Pour les grecs la pensée, la raison, l’universel, n’est pas une contrainte abstraite ; ils découvrent cette possibilité indéfinie. Elle est une libération totale et intense. C’est devenu pour nous très limitatif, parce que nous nous situons dans le second principe, du libre pur ; lequel n’a pas seulement affaire à la pensée mais aussi au monde donné là, et sa variété à démonter, remonter, composer et inventer. le monde est contrairement aux grecs, le champ ouvert de ses possibilités (il était pour les grecs le champ ouvert de l’augmentation universelle de tout l’immédiat au-delà de lui-même, et non plus la clôture des mondes particuliers qui pensait le donné là particulier comme étant la vérité apparaissant et parlée dans le groupe).
L’idée de l’Etre était certes un discours objectivement réalisée par la pensée, et donc s’appliquant en tout et partout (en tant que non pas rouleau compresseur, mais à l’inverse comme révélateur de toutes les profondeurs du perçu, du vécu), mais la philosophie est passée outre depuis longtemps.

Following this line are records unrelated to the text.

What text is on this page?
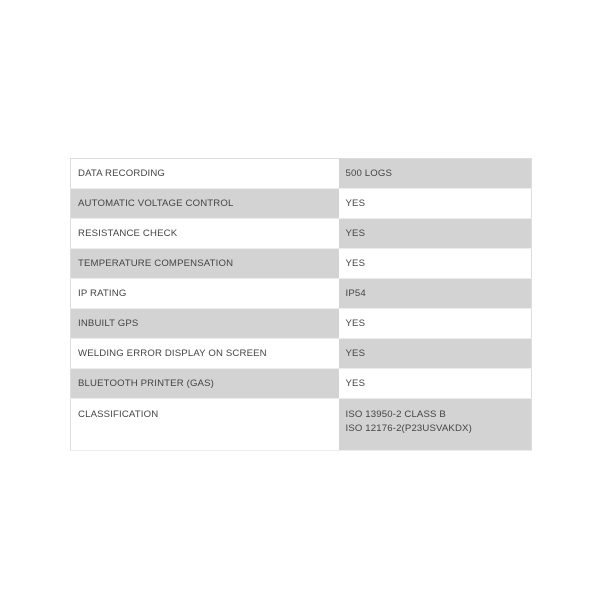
DATA RECORDING	500 LOGS
AUTOMATIC VOLTAGE CONTROL	YES
RESISTANCE CHECK	YES
TEMPERATURE COMPENSATION	YES
IP RATING	IP54
INBUILT GPS	YES
WELDING ERROR DISPLAY ON SCREEN	YES
BLUETOOTH PRINTER (GAS)	YES
CLASSIFICATION	ISO 13950-2 CLASS B
ISO 12176-2(P23USVAKDX)
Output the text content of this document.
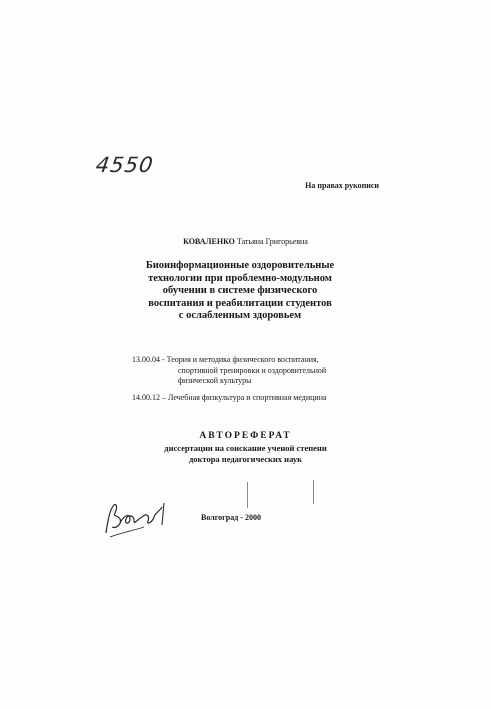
4550
На правах рукописи
КОВАЛЕНКО Татьяна Григорьевна
Биоинформационные оздоровительные
технологии при проблемно-модульном
обучении в системе физического
воспитания и реабилитации студентов
с ослабленным здоровьем
13.00.04 - Теория и методика физического воспитания,
спортивной тренировки и оздоровительной
физической культуры
14.00.12 – Лечебная физкультура и спортивная медицина
АВТОРЕФЕРАТ
диссертации на соискание ученой степени
доктора педагогических наук
Волгоград - 2000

Ce qu’elle recherche (ayant inventorié le pensable à partir de l’universalisation) ne se lilmite pas à la structure du « sujet » (entendu péjorativement) mais inclut dans l’idée formelle de l’être qu’il n’est pas seulement « ce qui comporte des choses définissables » mais contient aussi un être étrange qui ne correspond à rien du monde donné vécu.
Il faut donc comprendre Nietzsche ou Husserl ou Marx (sous la règle de l’être commun ou générique) ou Kierkegaard ou Heidegger comme décidant de recomposer l’idée de l’être en tant qu’il admet un tel-être étrange. C’est la même question qui est posée constamment ; au lieu d’appliquer la cohérence à un compte rendu strict selon ses contraintes et ses conditions de vérité, il est apparent qu’il cherche selon les conditions et contraintes du sujet ; c’est l’être du sujet qui est mis en place d’exploration en exploration, d’expérimentation de cet être-çi, lequel, c’est visible, ne le cède en rien à l’exigence de cohérence. C’est avec acharnement que les sujets tentent de mettre en exposition, d’exprimer, de représenter, leur être, leur structure réelle. il n’est pas de désordre ou de subjectivisme, ou de dépression généralisée suite non pas à l’abandon de la pensée-raison-vérité, ou de l’idée de l’Etre, mais suite à la poursuite de la même cohérence telle qu’elle s’investit, s’intensifie, se rapporte à son altérité fondamentale. C’est que l’être libre qui suit la pensée de l’Etre, si il est la suite de celle-ci, reprend intégralement sa cohérence et son exigence ; l’être libre est tel ; il est l’exigence ou l’intensité comme il se le dit à lui-même, et manie la plus grande précision (en sa description de et aussi à partir de sa structure) et la plus forte pénétration dans, vers « ce qui est, et qui pour lui se nomme le réel.
C’est donc une zone étrange et autre radicalement qu’explore le sujet (de là les départs et déboitements qui s’avancent en tous sens que ne peut pas prévoir l’ancienne vérité-raison-pensée) ; et il faudrait demeurer aveugle pour mésinterpréter ces explorations advenues (comme simplement révoltes, folies, subjectivismes, bavardages, dépressions, désespérances, etc) et/ou en rester à l’ancienne interprétation qui rechercherait encore une pensée de l’Etre, (caricaturant tout, y compris la pensée libératrice ancienne, et surtout les « subversions » dites telles comme cacophonies) ; laquelle pensée de l’Etre est non suffisante pour aborder les lancements, les advenues des structures-sujets que nous sommes devenus.